Читать «Нуар в таёжных тонах» онлайн - страница 19

Владимир Владимирович Гораль

«А пуговицы-то мундирные у товарища майора особые, – машинально подумалось Андрею. Он их ещё при первой встрече приметил. – Такие цацки для генеральских да маршальских мундиров льют. Не штампуют, а именно льют на монетном дворе из бронзы-рандоли. Ручная работа, как и высшие ордена! Форсит наш начальник лагеря. Ох, форсит! Не по чину, однако».

Немного косолапя, Бабр грузно прошагал к огромному, тронутому ржавчиной сейфу в углу кабинета. Полязгав ключом, он выудил из его недр тонкую серую папку и протянул её Сташевичу.

– На вот! Почитай на досуге, если такой любопытный! – прокомментировал майор своё действие. – Это материалы дознания. Того самого, которым ты интересовался.

Андрей взял в руки папку. На обложке ровным почерком было начертано: «О бесследном исчезновении в неизвестном направлении военфельдшера Поплавской и её малолетней дочери».

Глава шестая. Начпрод Гришаня

– А я вот, товарищ капитан, четыре жестянки компота припас. Для вашего милого удовольствия! – толковал начпрод Гришаня, собирая в своей лавке очередной паёк для Сташевича.

Улыбка и симпатичные ямочки не сходили с приятной, чернявой и усатой физиономии кладовщика. Интеллигентный Сташевич про себя долго решал, как ему лучше обращаться к полезно-словоохотливому начпроду. Использовать довольно сложное имя-отчество (Аполлинарий Ефимович) или же просто по фамилии?

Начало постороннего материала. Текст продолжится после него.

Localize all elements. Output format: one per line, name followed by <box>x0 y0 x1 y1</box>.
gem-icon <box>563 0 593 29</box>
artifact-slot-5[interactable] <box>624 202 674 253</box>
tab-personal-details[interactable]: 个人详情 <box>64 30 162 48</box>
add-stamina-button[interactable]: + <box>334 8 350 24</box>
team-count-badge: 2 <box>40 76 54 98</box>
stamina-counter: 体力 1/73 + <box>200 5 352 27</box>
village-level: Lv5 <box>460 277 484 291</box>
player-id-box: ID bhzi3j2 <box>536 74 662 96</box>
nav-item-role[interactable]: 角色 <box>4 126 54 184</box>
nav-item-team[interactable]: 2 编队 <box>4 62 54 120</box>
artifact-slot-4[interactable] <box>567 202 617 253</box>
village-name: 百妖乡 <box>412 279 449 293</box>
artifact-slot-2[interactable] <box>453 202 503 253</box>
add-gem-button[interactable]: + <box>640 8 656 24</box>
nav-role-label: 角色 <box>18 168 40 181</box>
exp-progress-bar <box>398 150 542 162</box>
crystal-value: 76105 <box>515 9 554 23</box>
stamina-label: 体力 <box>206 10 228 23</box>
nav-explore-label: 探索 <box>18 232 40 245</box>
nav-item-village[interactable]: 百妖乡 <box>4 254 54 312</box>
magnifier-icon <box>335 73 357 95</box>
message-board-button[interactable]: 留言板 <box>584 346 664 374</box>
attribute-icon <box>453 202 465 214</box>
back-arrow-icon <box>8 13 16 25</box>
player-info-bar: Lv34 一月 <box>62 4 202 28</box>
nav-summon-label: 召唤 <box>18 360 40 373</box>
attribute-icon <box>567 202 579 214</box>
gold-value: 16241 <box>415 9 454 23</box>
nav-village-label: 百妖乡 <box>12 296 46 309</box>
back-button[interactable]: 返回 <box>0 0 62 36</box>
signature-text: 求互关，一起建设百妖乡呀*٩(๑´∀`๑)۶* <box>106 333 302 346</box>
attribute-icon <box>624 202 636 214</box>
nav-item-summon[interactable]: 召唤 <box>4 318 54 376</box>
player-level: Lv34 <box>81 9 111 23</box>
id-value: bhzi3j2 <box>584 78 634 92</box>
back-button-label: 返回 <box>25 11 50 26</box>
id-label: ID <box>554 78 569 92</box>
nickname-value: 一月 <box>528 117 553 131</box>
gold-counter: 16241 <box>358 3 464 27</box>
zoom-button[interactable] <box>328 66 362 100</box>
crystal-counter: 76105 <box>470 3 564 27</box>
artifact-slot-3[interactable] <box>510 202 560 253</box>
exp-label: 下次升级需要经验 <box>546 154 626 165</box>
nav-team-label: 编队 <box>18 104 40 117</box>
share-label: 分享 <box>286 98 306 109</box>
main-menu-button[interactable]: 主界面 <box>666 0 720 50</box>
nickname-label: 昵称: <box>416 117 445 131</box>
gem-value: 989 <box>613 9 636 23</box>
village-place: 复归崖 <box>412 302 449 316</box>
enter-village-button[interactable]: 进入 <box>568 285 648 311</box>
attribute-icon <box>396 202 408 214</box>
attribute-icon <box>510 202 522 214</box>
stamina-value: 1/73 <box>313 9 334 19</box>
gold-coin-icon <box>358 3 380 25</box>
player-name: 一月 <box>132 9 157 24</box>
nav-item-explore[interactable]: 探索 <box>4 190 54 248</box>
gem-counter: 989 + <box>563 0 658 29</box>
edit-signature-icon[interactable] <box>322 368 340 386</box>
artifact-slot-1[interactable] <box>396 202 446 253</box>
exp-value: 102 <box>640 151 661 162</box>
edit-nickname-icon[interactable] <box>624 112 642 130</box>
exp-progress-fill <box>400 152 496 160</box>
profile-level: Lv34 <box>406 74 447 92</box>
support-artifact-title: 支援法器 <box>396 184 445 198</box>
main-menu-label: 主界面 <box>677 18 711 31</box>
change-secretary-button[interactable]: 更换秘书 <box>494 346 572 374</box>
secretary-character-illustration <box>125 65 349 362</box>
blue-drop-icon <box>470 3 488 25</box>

Гришаня, как бы это сказать, звучало несколько фривольно. Наконец, капитан выбрал в этом важном вопросе демократичный компромисс. Да к чёрту! Пусть будет просто: Ефимыч. Махнув на это дело рукой, Сташевич обратился, как решил про себя:

– Что за компот, Ефимыч?

– Персиковый, консервированный, американский. Остался ещё с ленд-лизовских поставок, – не переставая широко и белозубо улыбаться, продолжал толковать кладовщик. – Да вы не сомневайтесь, товарищ капитан, по накладной ему годность ещё семь месяцев. Это ж какая радость для ребятёнков! Очень они, масятки наши, такие сладкие штуки обожают. У меня самого на большой земле трое. Скучаю по ним. А куда деваться, зарабатывать-то папке надо. Вот за малышей у меня завсегда сердце болит. Вы, небось, слышали про фельдшерицу нашу прежнюю с дочкой. Беда с ними приключилась. Пошли осенью в тайгу вроде как по грибы и исчезли обе. Не нашли их, с концами пропали девки.

– Вот как… Прямо с концами? И никаких следов? – осторожно поддержал тему Сташевич.

– Ни единого, – Гришаня повелся, горестно покачал чёрной с проседью шевелюрой. – Девоньку Машеньку, масянечку четырёхлетнюю, жалко. Аж до слёз! Я же знал их с мамкой. Как не знать. Рядом же, на виду. Э-эх! Всех жаль! Медведя таёжного Иван Петровича, нашего начальника, тоже жалко. Ухаживал он за фельдшерицей этой молоденькой. Чувства у него к ней были!

– Чувства? – хмыкнул Андрей. – У медведя?

– А чего? Он один, да и она вдова одинокая с ребёнком. Даром что сама почти дитё. Э-эх! Молодые да красивые мужики типа вас, товарищ капитан, ныне повывелись. На войне все сгинули. А наш товарищ майор для Ленки, конечное дело, был староват. Однако, с другой стороны, мужик видный, крепкий, с положением. И чего она нос воротила? Ленка-то Поплавская. Ведь за ним, за Бабром нашим, как за стеной. И ведь тоже! Не везёт же ему по бабьей части. Двух жён схоронил, а тут и эта. Э-эх!